OLDENBURG - Die Baskets starteten sehr schlecht in die Heimpartie. Bill Edwards erlitt eine schwerere Knieverletzung.

VON HEINZ ARNDT

UND OLIVER SCHULZ

OLDENBURG - Ein Lehrbeispiel, wie ein Mannschaftskapitän aufzutreten hat, bot Tyron McCoy von den EWE Baskets Oldenburg in der Partie gegen die Tigers Tübingen. Mit unbändigem Kampfgeist und seinen 18 ausschließlich in der zweiten Hälfte erzielten Punkten bog er fast allein das verloren geglaubte Heimspiel um. Schöner Nebeneffekt: Mit dem glücklichen 78:71 (29:38)-Erfolg vor 3104 Zuschauern in der nicht ganz ausverkauften EWE-Arena konnten die Oldenburger bei der gleichzeitigen Niederlage der Eisbären Bremerhaven gegen Braunschweig wieder auf den dritten Tabellenplatz vorrücken.

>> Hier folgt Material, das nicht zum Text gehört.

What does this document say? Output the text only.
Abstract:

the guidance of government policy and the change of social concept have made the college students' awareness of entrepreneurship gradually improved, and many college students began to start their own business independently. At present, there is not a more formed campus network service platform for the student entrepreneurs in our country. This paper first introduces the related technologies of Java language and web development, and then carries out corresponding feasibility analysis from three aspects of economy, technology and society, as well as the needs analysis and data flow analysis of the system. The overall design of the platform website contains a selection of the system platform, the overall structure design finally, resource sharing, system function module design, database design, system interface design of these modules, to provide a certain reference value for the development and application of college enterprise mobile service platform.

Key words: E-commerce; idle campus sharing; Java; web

Die Baskets hatten sich nach ihren letzten beiden Bundesliga-Niederlagen einiges vorgenommen. Bedingt durch den Ausfall des zuletzt stark aufspielenden Desmond Penigar (Oberschenkelbeschwerden) und Paul Burke (Daumenverletzung) sowie die instabile Form einiger angeschlagener Spieler wollte es jedoch überhaupt nicht laufen. Ein durchdachtes Spiel kam nur selten zustande. Hinzu kamen zahlreiche „wilde Würfe“. Zudem zeigten sich die Schiedsrichter gerade in der ersten Halbzeit den Oldenburgern alles andere als wohlgesonnen.

Die vielen Schwächen der Gastgeber nutzten die Tübinger – taktisch klug eingestellt vom neuen Trainer Aaron McCarthy – konsequent und führten nach dem ersten Viertel verdient mit 22:12. Auch im zweiten Abschnitt änderte sich daran wenig, die Oldenburger fanden einfach nicht ins Spiel. Angeführt vom überragenden Tamian Trent (21 Punkte) nahmen die Tübinger das 38:29 mit in die Halbzeitpause. Noch schlimmer kam es im dritten Viertel. Mit sieben Punkten in Folge bauten die Gäste ihre Führung auf 45:29 (23.) aus.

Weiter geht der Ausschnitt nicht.